Si se logró incorporar la noción de derechos colectivos, la llamada 4T los redujo a la dimensión individual, son las personas indígenas las que reciben los mecanismos monetarios de la política social. Vaya, ni siquiera la regulación del derecho a la consulta se ha concretado, que, por cierto, no incorpora la dimensión del consentimiento previo, libre e informado. La Suprema Corte emitió una resolución que obliga al Congreso a legislar y el proceso pasó de la Cámara de Diputados a la de Senadores que le ha dado lugar en su congeladora. En estos tiempos los megaproyectos en curso, como el llamado Tren Maya, el Corredor Interoceánico, el Proyecto Integral Morelos han sido escenarios de batallas donde, cuesta reconocerlo, el Estado ha avanzado, si bien no plenamente sobre los pueblos, con mecanismos como la declaración de seguridad nacional o su concepto de desarrollo nacional y el ciertamente eficaz mecanismo de contención, promotor de clientelas y adhesiones de los programas sociales.
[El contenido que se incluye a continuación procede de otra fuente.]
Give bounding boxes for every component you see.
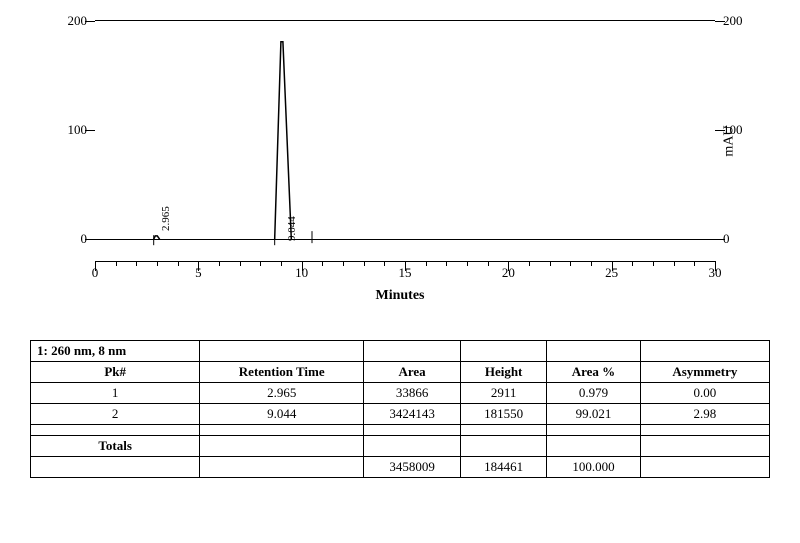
ytick-label-right: 0	[723, 231, 763, 247]
col-height: Height	[461, 362, 547, 383]
table-row: 2 9.044 3424143 181550 99.021 2.98	[31, 404, 770, 425]
col-asym: Asymmetry	[640, 362, 769, 383]
chromatogram-chart: mAU 010020001002002.9659.044 Minutes 051…	[40, 10, 760, 320]
table-title-row: 1: 260 nm, 8 nm	[31, 341, 770, 362]
plot-area: mAU 010020001002002.9659.044	[95, 20, 715, 262]
totals-label-row: Totals	[31, 436, 770, 457]
totals-label: Totals	[31, 436, 200, 457]
ytick-label-right: 200	[723, 13, 763, 29]
peak	[275, 42, 292, 239]
peak-label: 9.044	[286, 216, 298, 241]
ytick-label-right: 100	[723, 122, 763, 138]
xtick-label: 5	[195, 265, 202, 281]
x-axis-label: Minutes	[40, 288, 760, 304]
ytick-label-left: 200	[47, 13, 87, 29]
xtick-label: 15	[399, 265, 412, 281]
xtick-label: 30	[709, 265, 722, 281]
xtick-label: 10	[295, 265, 308, 281]
spacer-row	[31, 425, 770, 436]
xtick-label: 25	[605, 265, 618, 281]
table-header-row: Pk# Retention Time Area Height Area % As…	[31, 362, 770, 383]
peak-label: 2.965	[160, 206, 172, 231]
table-title: 1: 260 nm, 8 nm	[31, 341, 200, 362]
ytick-label-left: 100	[47, 122, 87, 138]
xtick-label: 0	[92, 265, 99, 281]
table-row: 1 2.965 33866 2911 0.979 0.00	[31, 383, 770, 404]
peak	[154, 236, 160, 239]
xtick-label: 20	[502, 265, 515, 281]
col-areapct: Area %	[547, 362, 641, 383]
results-table: 1: 260 nm, 8 nm Pk# Retention Time Area …	[30, 340, 770, 478]
col-rt: Retention Time	[200, 362, 364, 383]
ytick-label-left: 0	[47, 231, 87, 247]
col-area: Area	[364, 362, 461, 383]
col-pk: Pk#	[31, 362, 200, 383]
trace-svg	[95, 21, 715, 261]
totals-row: 3458009 184461 100.000	[31, 457, 770, 478]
Este panorama eleva el costo de la resistencia de los pueblos y se enfrenta al paulatino incremento de la violencia en sus territorios, de la mano de la delincuencia organizada, con sus pugnas y redes de complicidades.
Está en curso una campaña nacional e internacional que busca detener la guerra contra las comunidades zapatistas, que hace visibles los miles de desplazados internos en Chiapas y la acción u omisión del Estado. Es una apuesta por la vía política, la de la organización y la denuncia que cada vez menos espera un espacio siquiera de escucha estatal, pues se replica el negacionismo oficial, cuando en diversas regiones se están presentando situaciones de violencias inéditas. Sin embargo, recuperamos que no es lo mismo tener derechos que no tenerlos, siempre que la lucha no quede sólo en los estrados de los juzgados, sino que se convierta en una herramienta para dibujar y fortalecer la resistencia y la escucha entre pueblos y quienes los acompañamos. La lucha es por la vida. A contrapelo del Estado.